Single by Scooter

from the album Jumping All Over the World
- B-side: "Tribal Tango"; "B.O.B.";
- Released: 1 February 2008
- Genre: Jumpstyle
- Length: 3:46
- Label: Sheffield Tunes
- Songwriters: Georg Kajanus; H. P. Baxxter; Rick J. Jordan; Michael Simon; Jens Thele;
- Producers: Rick J. Jordan; Michael Simon;

Scooter singles chronology
| "And No Matches" (2007) | "Jumping All Over the World" (2008) | "I'm Lonely" (2008) |

Music video
- "Jumping All Over the World" on YouTube

= Jumping All Over the World (song) =

2008 single by Scooter

"Jumping All Over the World" is a song by German musical group Scooter, taken from their 13th studio album, Jumping All Over the World (2007). In the United Kingdom, it was the band's highest-charting single in five years, reaching number 28 on the UK Singles Chart.
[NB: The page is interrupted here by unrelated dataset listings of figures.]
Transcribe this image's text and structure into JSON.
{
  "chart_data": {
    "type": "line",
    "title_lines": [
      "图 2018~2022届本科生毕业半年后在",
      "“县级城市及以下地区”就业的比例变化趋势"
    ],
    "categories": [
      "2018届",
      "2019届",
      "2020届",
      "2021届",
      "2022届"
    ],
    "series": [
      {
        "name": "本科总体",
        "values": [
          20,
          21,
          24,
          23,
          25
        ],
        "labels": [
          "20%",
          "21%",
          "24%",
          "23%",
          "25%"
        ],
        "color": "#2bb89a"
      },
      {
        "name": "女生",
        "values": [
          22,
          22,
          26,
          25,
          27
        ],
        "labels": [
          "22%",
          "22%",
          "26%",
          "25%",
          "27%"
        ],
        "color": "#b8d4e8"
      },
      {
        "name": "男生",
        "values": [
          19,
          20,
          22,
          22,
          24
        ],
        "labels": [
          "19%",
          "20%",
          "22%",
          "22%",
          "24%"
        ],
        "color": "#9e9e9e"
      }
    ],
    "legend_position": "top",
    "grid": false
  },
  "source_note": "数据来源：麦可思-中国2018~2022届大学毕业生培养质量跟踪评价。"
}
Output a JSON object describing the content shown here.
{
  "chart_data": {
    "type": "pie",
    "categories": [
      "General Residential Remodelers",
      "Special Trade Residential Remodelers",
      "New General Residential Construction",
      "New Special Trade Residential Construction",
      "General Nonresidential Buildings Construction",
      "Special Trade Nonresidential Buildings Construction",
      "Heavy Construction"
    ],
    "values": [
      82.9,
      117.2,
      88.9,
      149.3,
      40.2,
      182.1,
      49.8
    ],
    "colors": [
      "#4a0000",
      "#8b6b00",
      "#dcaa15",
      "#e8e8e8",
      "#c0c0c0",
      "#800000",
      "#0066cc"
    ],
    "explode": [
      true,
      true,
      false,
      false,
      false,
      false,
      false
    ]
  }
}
The radio edit of the song features an extra verse, an altered opening, and an added crowd chorus near the end of the song. This differs from the album edit that has only one verse and no crowd chorus.

==Samples used==
- The four bar melody (played at two different intervals in the song) is based on the hardstyle track "Rock Civilization" by Headhunterz, released in June 2007.
- "Jumping All Over the World" is based around a sample from the song "A Glass of Champagne" written by Georg Kajanus for the pop group Sailor, taken from their 1975 album Trouble.
- The rhythm used for the lyrics in the first verse is based on the one used for the lyrics of the hardstyle track "Front 2 Back" by DJ Zany & Tatanka, released in October 2006.
- "B.O.B." samples "Laura Palmer's Theme" from the American television series Twin Peaks. The title is a reference to Killer Bob, a character in the show.

==Music video==
The music video features lead Scooter singer H.P. Baxxter rapping, while the Sheffield Jumpers are Jumping at different sites in the world. The Sheffield Jumpers were actually sent to these locations, such as India, Japan, Russia, and the United Kingdom. Concert footage is also used.

==Track listings==

CD maxi
| No. | Title | Length |
|---|---|---|
| 1. | "Jumping All Over the World" (radio edit) | 3:46 |
| 2. | "Jumping All Over the World" (Jacques Renault Club Mix) | 5:56 |
| 3. | "Jumping All Over the World" (Extended Mix) | 5:43 |
| 4. | "Tribal Tango" | 3:50 |
| 5. | "B.O.B." | 3:41 |

12-inch
| No. | Title | Length |
|---|---|---|
| 1. | "Jumping All Over the World" (Extended Mix) | 5:43 |
| 2. | "Jumping All Over the World" (Jacques Renault Club Mix) | 5:56 |

Download
| No. | Title | Length |
|---|---|---|
| 1. | "Jumping All Over the World" (radio edit) | 3:46 |
| 2. | "Jumping All Over the World" (Jacques Renault Club Mix) | 5:56 |
| 3. | "Jumping All Over the World" (Extended Mix) | 5:43 |
| 4. | "Tribal Tango" | 3:50 |

UK CD maxi / UK Download
| No. | Title | Length |
|---|---|---|
| 1. | "Jumping All Over the World" (radio edit) | 3:46 |
| 2. | "Jumping All Over the World" (Jacques Renault Club Mix) | 5:56 |
| 3. | "Jumping All Over the World" (Extended Mix) | 5:43 |
| 4. | "Jumping All Over the World" (Fugitives 80's Style Remix) | 5:53 |
| 5. | "Jumping All Over the World" (Alex K Remix) | 6:35 |

==Charts==

===Weekly charts===

Weekly chart performance for "Jumping All Over the World"
| Chart (2008) | Peak position |
|---|---|
| Austria (Ö3 Austria Top 40) | 23 |
| European Hot 100 Singles (Billboard) | 58 |
| Germany (GfK) | 15 |
| Ireland (IRMA) | 10 |
| UK Singles (OCC) | 28 |

===Year-end charts===

Year-end chart performance for "Jumping All Over the World"
| Chart (2008) | Position |
|---|---|
| UK Singles (OCC) | 183 |

==Certifications==

Certifications for "Jumping All Over the World"
| Region | Certification | Certified units/sales |
| United Kingdom (BPI) | Gold | 400,000^{‡} |
^{‡} Sales+streaming figures based on certification alone.